Вообще Абрама Лазаревича больше всего удивлял, даже не удивлял, а огорчал тот темперамент, та горячность, с которой выступали те, от кого он меньше всего этого ожидал. А не ожидал этого от Шапиро, от Бориса Григорьевича, от того же Вилюйцева, который обычно взвешивал каждое свое слово, боясь, что когда-нибудь, на Страшном Суде, ему все припомнится. Огорчало это, огорчало и другое, противоположное — выступления, затверженные как урок, краткие монотонные вереницы слов, все эти Партия, Правительство, долг, родина... Произносили их опустив глаза, держась за спинку стула и так тихо, что иногда просто не было слышно...
И вдруг — Абраму Лазаревичу показалось, что он ослышался — раздались откуда-то из глубины зала совсем другие слова. Молодой, лет двадцати, не больше, парнишка — Абрам Лазаревич видел его впервые, — загорелый, белозубый, похожий на волейболиста, попросил слова и, когда, пошептавшись в президиуме меж собой (в зале уже раздавались призывы прекратить прения), его ему дали, заговорил взволнованным прерывающимся голосом.
— Я не понимаю, что происходит, товарищи... Ей-богу, не понимаю. Вот сидит на стуле товарищ, я его не знаю, в первый раз вижу, слова ему не дают, а говорят о нем, как о разоблаченном уже шпионе. И родине, мол, изменяет, и серебряники там какие-то, и еще что-то, еще что-то...

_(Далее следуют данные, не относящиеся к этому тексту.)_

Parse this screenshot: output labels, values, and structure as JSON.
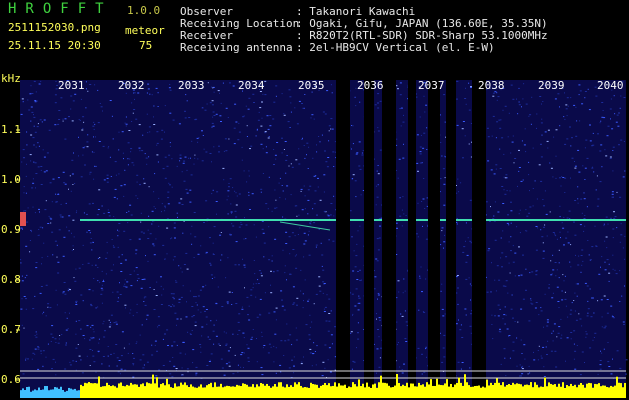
{
  "app": {
    "name": "HROFFT",
    "version": "1.0.0",
    "filename": "2511152030.png",
    "datetime": "25.11.15 20:30",
    "meteor_label": "meteor",
    "meteor_count": "75"
  },
  "info": {
    "rows": [
      {
        "label": "Observer",
        "value": ": Takanori Kawachi"
      },
      {
        "label": "Receiving Location",
        "value": ": Ogaki, Gifu, JAPAN (136.60E, 35.35N)"
      },
      {
        "label": "Receiver",
        "value": ": R820T2(RTL-SDR) SDR-Sharp 53.1000MHz"
      },
      {
        "label": "Receiving antenna",
        "value": ": 2el-HB9CV Vertical (el. E-W)"
      }
    ]
  },
  "chart_data": {
    "type": "heatmap",
    "ylabel": "kHz",
    "y_ticks": [
      "1.1",
      "1.0",
      "0.9",
      "0.8",
      "0.7",
      "0.6"
    ],
    "x_ticks": [
      "2031",
      "2032",
      "2033",
      "2034",
      "2035",
      "2036",
      "2037",
      "2038",
      "2039",
      "2040"
    ],
    "carrier_freq_khz": 0.92,
    "colors": {
      "background": "#0a0a4a",
      "noise": "#3a5aff",
      "carrier": "#40e0b0",
      "level": "#ffff00",
      "gap": "#000000"
    }
  }
}
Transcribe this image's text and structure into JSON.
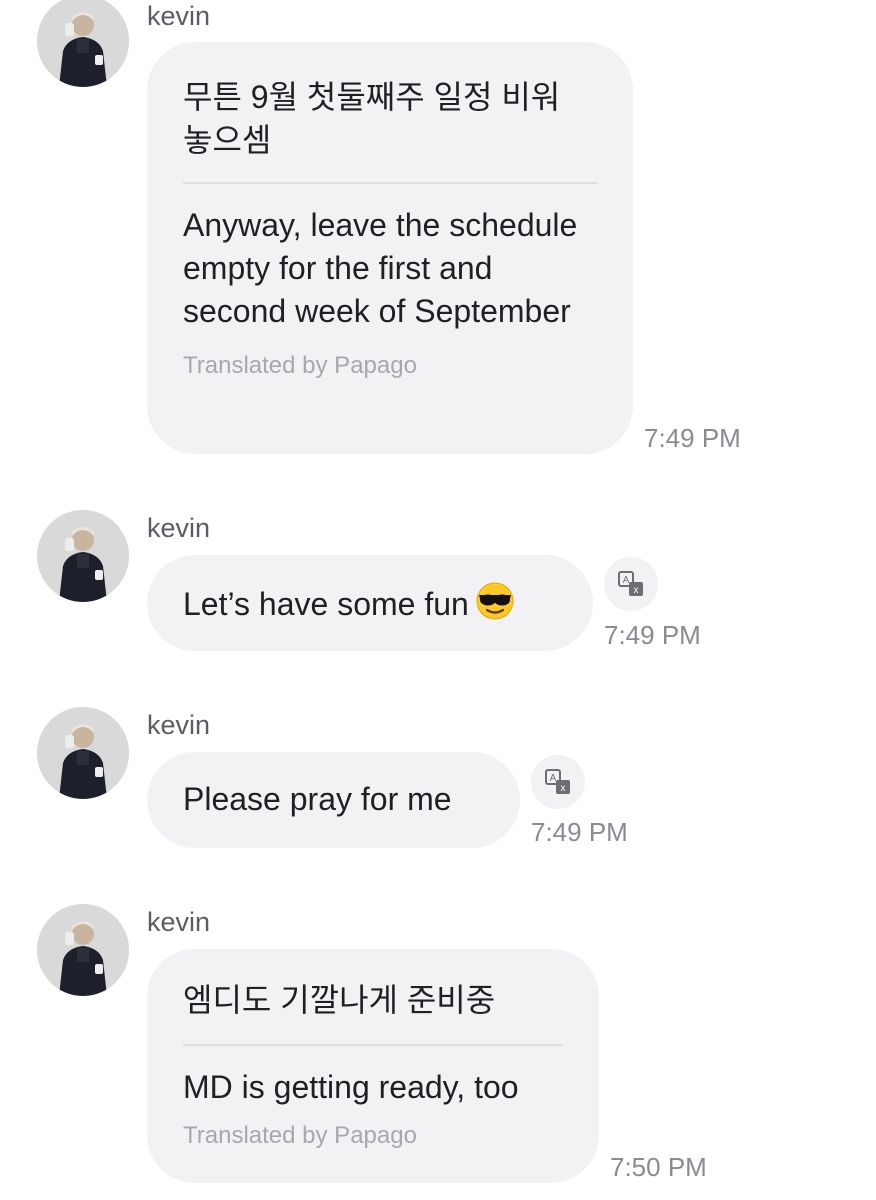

Голос из зала: «В порядке ведения собрания — как фамилия оратора и откуда он?».
— Фамилия Кудрявцев, — возбужденно ероша волосы ответил парень. — А откуда? Слесарь я. Работаю недавно, второй месяц только, кандидат партии. Устраивает?.. Так о чем это я? Да, так вот, не понимаю я... Сидит перед вами вот человек, воевал, тут об этом даже говорили, и что ранен был, тоже говорили. Человек немолодой, значит, и работал он немало, может, и отработал что на него потратили, и вот этот самый человек хочет куда-то уехать…
— Не куда-то, а в Израиль! — перебивают с места.
— Ну, пусть в Израиль, не все ли равно. Ну и пусть едет. Зачем его держать? Не хочет с нами? Не надо. Зачем хватать за фалды? Может, у него там сестра, брат, сват, родственники какие, тут уже спрашивали. Пусть и едет к ним. Пусть из нашей компартии в ихнюю переходит, есть у них там, кажется. А тут сразу — изменник, и такой, и сякой, и империализм, и капитализм, и черт-те что... Слова все страшные, прилепят — не сорвешь. Нехорошо это, ей-богу... — он опять провел рукой по своим вихрам. — Вот такое мое мнение. И вообще, надо дать человеку слово...
Парень гулко вздохнул и весь красный сел на свое место. В зале поднялся шум. Кто-то крикнул «Перерыв!», кто-то предложил дать слово Юфе, но взял его, опять-таки в порядке ведения собрания, так сказать, реплики, Иннокентий Игнатьевич, замдиректора.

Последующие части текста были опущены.